"Grandpa," said Fanny, when they were comfortably at rest, "I can't help but get angry at the women as I walk about, for I do see them do so much foolishness. Why, to-day I saw one crazy for souvenirs, and I believe she thought everything was a souvenir. I saw her pick up a nail and put it into her handbag, and when she came up to the Pennsylvania coal monument in the Mining building, she commenced putting pieces of the coal in her pocket. Then one of the working men played really a mean joke on her. He came up with a lump as big as a water bucket. Then he asked her if she wouldn't like to have that to remember the Fair by. And what do you think, she just said she thought he was very kind, but she didn't believe she could take it, for it was so big. But she would like awfully to have it. I saw the man shut one eye and say to the other man that the woman was crazy, because it was just the same kind of coal that she put into the stove every day at home."
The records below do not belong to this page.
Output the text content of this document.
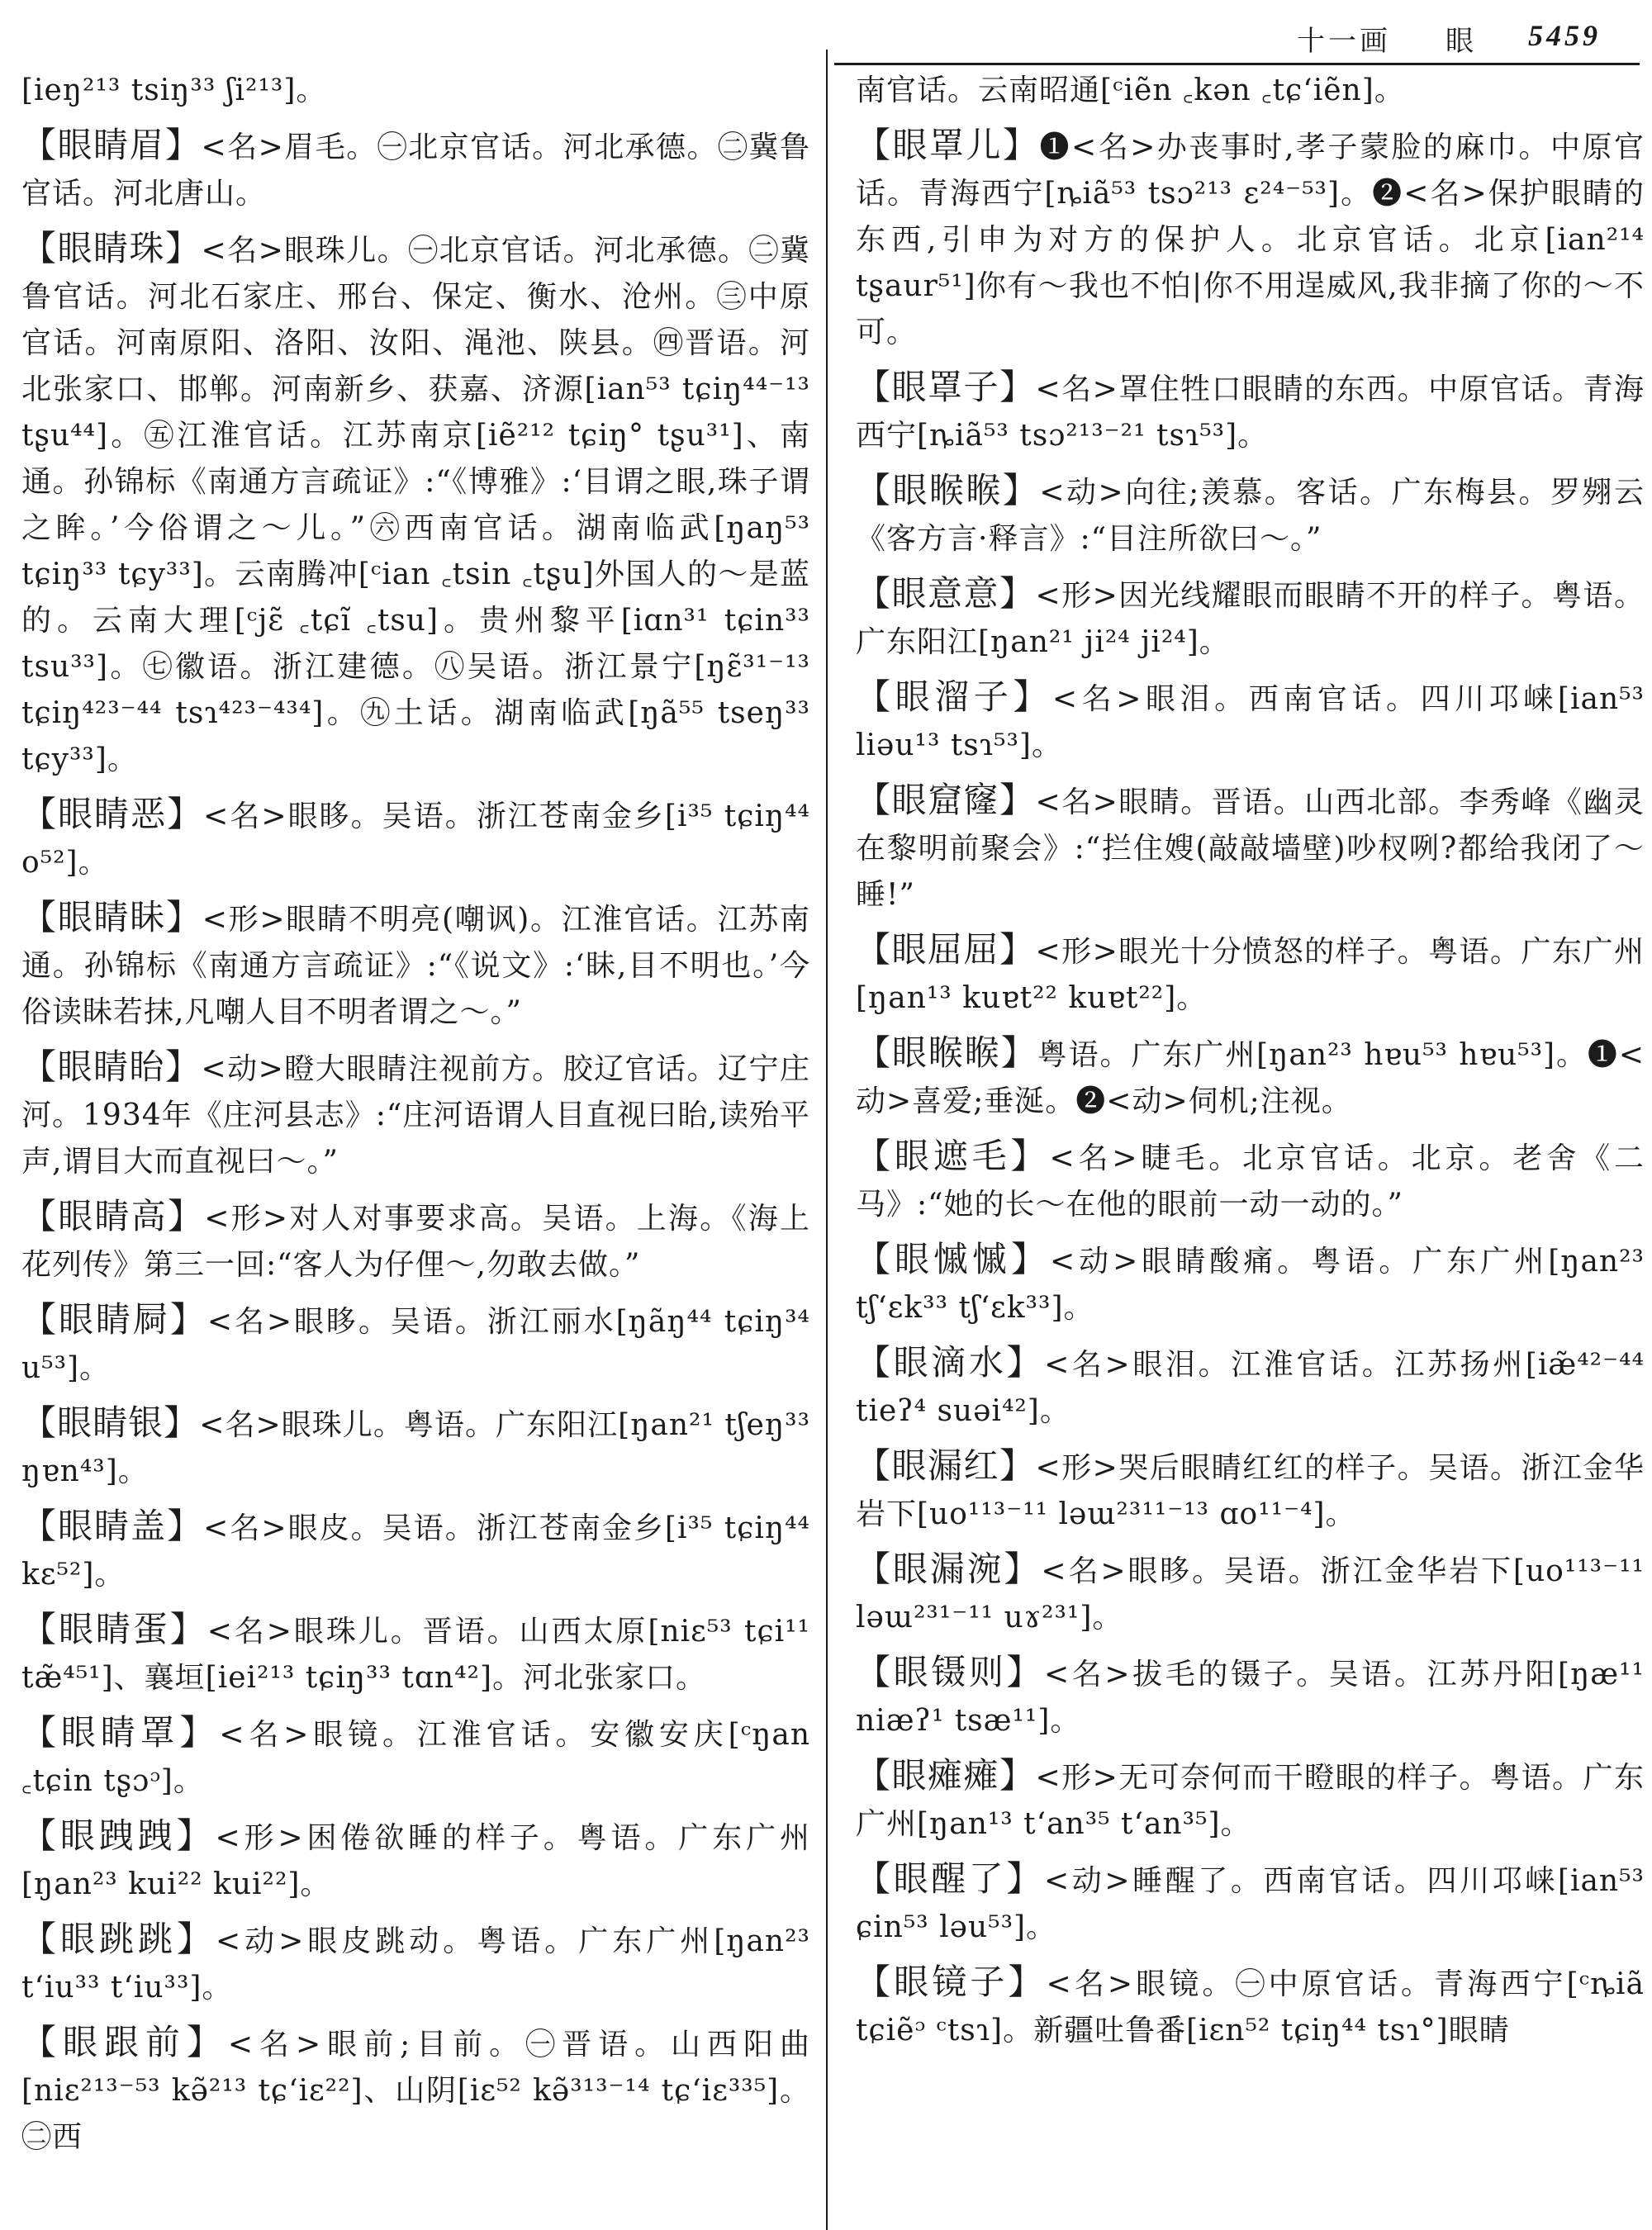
十一画 眼 5459

[ieŋ²¹³ tsiŋ³³ ʃi²¹³]。

【眼睛眉】<名>眉毛。㊀北京官话。河北承德。㊁冀鲁官话。河北唐山。

【眼睛珠】<名>眼珠儿。㊀北京官话。河北承德。㊁冀鲁官话。河北石家庄、邢台、保定、衡水、沧州。㊂中原官话。河南原阳、洛阳、汝阳、渑池、陕县。㊃晋语。河北张家口、邯郸。河南新乡、获嘉、济源[ian⁵³ tɕiŋ⁴⁴⁻¹³ tʂu⁴⁴]。㊄江淮官话。江苏南京[iẽ²¹² tɕiŋ° tʂu³¹]、南通。孙锦标《南通方言疏证》:“《博雅》:‘目谓之眼,珠子谓之眸。’今俗谓之～儿。”㊅西南官话。湖南临武[ŋaŋ⁵³ tɕiŋ³³ tɕy³³]。云南腾冲[ᶜian ꜀tsin ꜀tʂu]外国人的～是蓝的。云南大理[ᶜjɛ̃ ꜀tɕĩ ꜀tsu]。贵州黎平[iɑn³¹ tɕin³³ tsu³³]。㊆徽语。浙江建德。㊇吴语。浙江景宁[ŋɛ̃³¹⁻¹³ tɕiŋ⁴²³⁻⁴⁴ tsɿ⁴²³⁻⁴³⁴]。㊈土话。湖南临武[ŋã⁵⁵ tseŋ³³ tɕy³³]。

【眼睛恶】<名>眼眵。吴语。浙江苍南金乡[i³⁵ tɕiŋ⁴⁴ o⁵²]。

【眼睛眛】<形>眼睛不明亮(嘲讽)。江淮官话。江苏南通。孙锦标《南通方言疏证》:“《说文》:‘眛,目不明也。’今俗读眛若抹,凡嘲人目不明者谓之～。”

【眼睛眙】<动>瞪大眼睛注视前方。胶辽官话。辽宁庄河。1934年《庄河县志》:“庄河语谓人目直视曰眙,读殆平声,谓目大而直视曰～。”

【眼睛高】<形>对人对事要求高。吴语。上海。《海上花列传》第三一回:“客人为仔俚～,勿敢去做。”

【眼睛屙】<名>眼眵。吴语。浙江丽水[ŋãŋ⁴⁴ tɕiŋ³⁴ u⁵³]。

【眼睛银】<名>眼珠儿。粤语。广东阳江[ŋan²¹ tʃeŋ³³ ŋɐn⁴³]。

【眼睛盖】<名>眼皮。吴语。浙江苍南金乡[i³⁵ tɕiŋ⁴⁴ kɛ⁵²]。

【眼睛蛋】<名>眼珠儿。晋语。山西太原[niɛ⁵³ tɕi¹¹ tæ̃⁴⁵¹]、襄垣[iei²¹³ tɕiŋ³³ tɑn⁴²]。河北张家口。

【眼睛罩】<名>眼镜。江淮官话。安徽安庆[ᶜŋan ꜀tɕin tʂɔᵓ]。

【眼跩跩】<形>困倦欲睡的样子。粤语。广东广州[ŋan²³ kui²² kui²²]。

【眼跳跳】<动>眼皮跳动。粤语。广东广州[ŋan²³ tʻiu³³ tʻiu³³]。

【眼跟前】<名>眼前;目前。㊀晋语。山西阳曲[niɛ²¹³⁻⁵³ kə̃²¹³ tɕʻiɛ²²]、山阴[iɛ⁵² kə̃³¹³⁻¹⁴ tɕʻiɛ³³⁵]。㊁西

南官话。云南昭通[ᶜiẽn ꜀kən ꜀tɕʻiẽn]。

【眼罩儿】❶<名>办丧事时,孝子蒙脸的麻巾。中原官话。青海西宁[ȵiã⁵³ tsɔ²¹³ ɛ²⁴⁻⁵³]。❷<名>保护眼睛的东西,引申为对方的保护人。北京官话。北京[ian²¹⁴ tʂaur⁵¹]你有～我也不怕|你不用逞威风,我非摘了你的～不可。

【眼罩子】<名>罩住牲口眼睛的东西。中原官话。青海西宁[ȵiã⁵³ tsɔ²¹³⁻²¹ tsɿ⁵³]。

【眼睺睺】<动>向往;羡慕。客话。广东梅县。罗翙云《客方言·释言》:“目注所欲曰～。”

【眼意意】<形>因光线耀眼而眼睛不开的样子。粤语。广东阳江[ŋan²¹ ji²⁴ ji²⁴]。

【眼溜子】<名>眼泪。西南官话。四川邛崃[ian⁵³ liəu¹³ tsɿ⁵³]。

【眼窟窿】<名>眼睛。晋语。山西北部。李秀峰《幽灵在黎明前聚会》:“拦住嫂(敲敲墙壁)吵杈咧?都给我闭了～睡!”

【眼屈屈】<形>眼光十分愤怒的样子。粤语。广东广州[ŋan¹³ kuɐt²² kuɐt²²]。

【眼睺睺】粤语。广东广州[ŋan²³ hɐu⁵³ hɐu⁵³]。❶<动>喜爱;垂涎。❷<动>伺机;注视。

【眼遮毛】<名>睫毛。北京官话。北京。老舍《二马》:“她的长～在他的眼前一动一动的。”

【眼慽慽】<动>眼睛酸痛。粤语。广东广州[ŋan²³ tʃʻɛk³³ tʃʻɛk³³]。

【眼滴水】<名>眼泪。江淮官话。江苏扬州[iæ̃⁴²⁻⁴⁴ tieʔ⁴ suəi⁴²]。

【眼漏红】<形>哭后眼睛红红的样子。吴语。浙江金华岩下[uo¹¹³⁻¹¹ ləɯ²³¹¹⁻¹³ ɑo¹¹⁻⁴]。

【眼漏涴】<名>眼眵。吴语。浙江金华岩下[uo¹¹³⁻¹¹ ləɯ²³¹⁻¹¹ uɤ²³¹]。

【眼镊则】<名>拔毛的镊子。吴语。江苏丹阳[ŋæ¹¹ niæʔ¹ tsæ¹¹]。

【眼瘫瘫】<形>无可奈何而干瞪眼的样子。粤语。广东广州[ŋan¹³ tʻan³⁵ tʻan³⁵]。

【眼醒了】<动>睡醒了。西南官话。四川邛崃[ian⁵³ ɕin⁵³ ləu⁵³]。

【眼镜子】<名>眼镜。㊀中原官话。青海西宁[ᶜȵiã tɕiẽᵓ ᶜtsɿ]。新疆吐鲁番[iɛn⁵² tɕiŋ⁴⁴ tsɿ°]眼睛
"Now the only thing I've got to grumble about," said Uncle, "is what's models and what's facts. There is no use of scaring people to death with things that ain't so. Now over in the Government building I saw some hop plant lice that was not less than a foot long; there was a potato bug nine inches long, and there was a chinch bug two feet long, for I out with my rule and measured it. When I seen them I said, the Lord help the people who live where them things do, and then some city folks laughed at me, when at last Fanny came along and said they was models. Then we went into another room and there was soldiers from everywhere and army things that made me believe I was back again with Sherman, but there again they were wax, excepting the wagons and guns. I went up to one of the officers when I fust come in and I says, says I, "Are you regular army folks or Illinois militia?" and he didn't answer, and I turned to one of the privates and I asked why there was so many of them bunched together, then I seed some folks a laughing at me and I slunk away. I say the government is in poor business when it makes sport of its own defenders."

"A souvenir for her."

"Over there in the Transportation building I seen what it said was the boat Columbus sailed in; but after all, Fanny said it was a model. Right close to it was the boat what Grace Darling rowed out into the storming sea and saved so many lives. I thought it was a model, but Fanny said it was the very boat she used. I jest thought ef that was really the boat, we could all be sure that Grace Darling didn't stand o' Sunday mornins afore the glass a paintin' and a powderin'." He was getting himself worked up to the belief that he was a very much abused old soldier, when Fanny said:

"Grandpa, I have just cut a splendid piece of poetry out of the paper about the Fair. The man who wrote it don't live far from us, for his address says at the bottom, 'Mr. Matthews, from Effingham County,' and I'm going to keep it in my scrap-book. Let me read it to you:

The City of the Workers of the World
THE BUILDING OF IT
In a wilderness of wonders they are piling up the stores
Gathered by the hands of labor on a hundred happy shores;
In a palpitating plexus of white palaces they heap
The marvels of the earth and air—the treasures of the deep;
They have reached their restless fingers in the pockets of the past,
And robbed the sleeping miser of the wealth he had amassed—
To the festival of nations—to the tournament of toil,
They have garnered in the offerings of every sun and soil;
They have levied on the genius of the age, and it replies
Full handed, with the blessed light of heaven in its eyes;
In honor of old Spain they have taxed the brawn and brain
Of a planet, for the glory of that Master of the Main,
Whose fortitude is written on each flag that is unfurled
Above the great white city of the world.
THE MEETING OF THE NATIONS
They are climbing over mountains, they are sailing over seas,
From the artics, from the tropics, from the dim antipodes;
In the steamship, in the warship, under banners loved the best,
They are laughing up the waters from the east and from the west;
From the courts of Andalusia, from the castles of the Rhone,
To the meeting of the brotherhood of nations they are blown;
From the kraals beside the Congo, from the harems of the Nile,
They are thronging to the occident in never-ending file;
From the farthest crags of Asia, from the continents of snow,
The long-converging rivers of mankind begin to flow;
In the twilight of the century, its wars forever past,
The nations of the universe are clasping hands at last
By Columbia's inland waters, where in beauty lies impearled
The imperial white city of the workers of the world.
THE PASSING OF THE PAGEANT
When the roses of the summer burn to ashes in the sun,
When the feast of love is finished, and the heart is overrun;
When the hungry soul is sated and the tongue at last denies
Expression to the wonders that are wearing out the eyes,
Then the splendor it will wane like a dream that haunts the brain,
Or the swift dissolving beauty of the bow above the rain;
And the summer domes of pleasure that bubble up the sky
Will tumble into legends in the twinkling of an eye;
But the art of man endureth, and the heart of man will glow
With reanimated ardor as the ages come and go.
The pageants of the present are but pledges of a time
When strifes shall be forgotten in a cycle more sublime
When the fancies of the future into golden wreaths are curled
O'er the dim, remembered city of the workers of the world.